A key performance indicator (KPI) is a management tool.  Key performance indicators are not goals. KPIs are measures used to gage the progress or advancement toward the organizations’ purpose; its mission, operational or department goals, and strategic goals.

Key performance indicators, when not linked to the organizations purpose, can lead to perverse incentives and unintended consequences as a result of people not understanding the real purpose behind the measures or working to manipulate the specific measurements at the expense of the actual quality or value of their work.   In other words, Leadership must precede Management.

Although in some instances organizations use qualitative indicators, the best, most precise KPIs are quantitative indicators that are both specific and measurable, they can be represented with a number, or a simple yes/no statement and therefore are not subject to human interpretation and disagreement.

The most powerful KPIs are quantitative.

Many organizations use process indicators that measure compliance with, or the efficiency, or effectiveness of a process. Process indicators can be very informative and powerful if used in conjunction with or in the context of outcome indicators that reflect the outcome or results. Measuring results is the only real gage of effectiveness, and informs users of their progress toward the organizations mission, departmental goals and strategic goals. Measuring only process goals may feel safer to some because people can be assured that “I am doing it right” but only outcome measures really inform users as to whether they are “getting the job done.” Any initiative to develop effective KPIs should always begin with outcome measures.
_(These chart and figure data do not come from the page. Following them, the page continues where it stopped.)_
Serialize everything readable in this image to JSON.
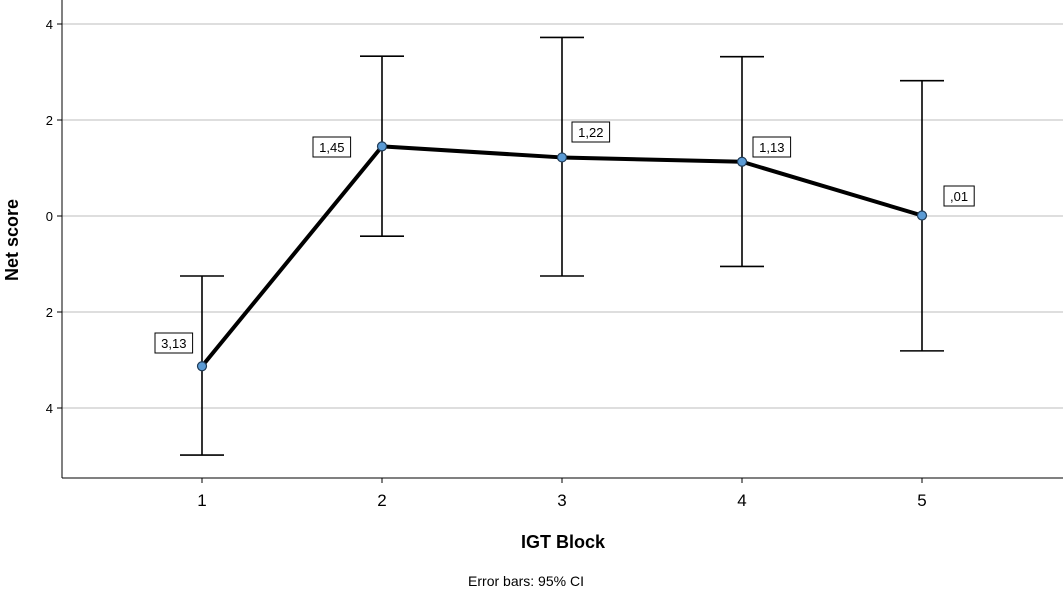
{
  "chart_data": {
    "type": "line",
    "xlabel": "IGT Block",
    "ylabel": "Net score",
    "footnote": "Error bars: 95% CI",
    "categories": [
      "1",
      "2",
      "3",
      "4",
      "5"
    ],
    "y_tick_values": [
      4,
      2,
      0,
      -2,
      -4
    ],
    "y_tick_labels": [
      "4",
      "2",
      "0",
      "2",
      "4"
    ],
    "ylim": [
      -5.4,
      4.4
    ],
    "grid": true,
    "values": [
      -3.13,
      1.45,
      1.22,
      1.13,
      0.01
    ],
    "data_labels": [
      "3,13",
      "1,45",
      "1,22",
      "1,13",
      ",01"
    ],
    "ci_upper": [
      -1.25,
      3.33,
      3.72,
      3.32,
      2.82
    ],
    "ci_lower": [
      -4.98,
      -0.42,
      -1.25,
      -1.05,
      -2.81
    ],
    "colors": {
      "line": "#000000",
      "marker": "#5b9bd5",
      "grid": "#bdbdbd"
    }
  }
}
There are 2 distinct types of outcome indicators: lagging indicators and leading indicators:

  • Lagging indicators measure the ultimate success or failure of the goal post hoc, or after the conclusion of activities.

  • Leading indicators measure the potential success or failure well in advance of the ultimate (lagging) outcome measure.

In addition, input indicators that measure the amount of resources consumed during the generation of the outcome are critical in ensuring that an activity, process or project is sustainable.

Once the categories of KPIs have been established, future targets must be declared. Targeted KPIs have a timeframe in the future. They can be 5 years, 1 year, quarterly, monthly, weekly… even hourly.

In order for KPIs to be effective, one individual must promise to be accountable for ensuring that the future targeted KPI is achieved.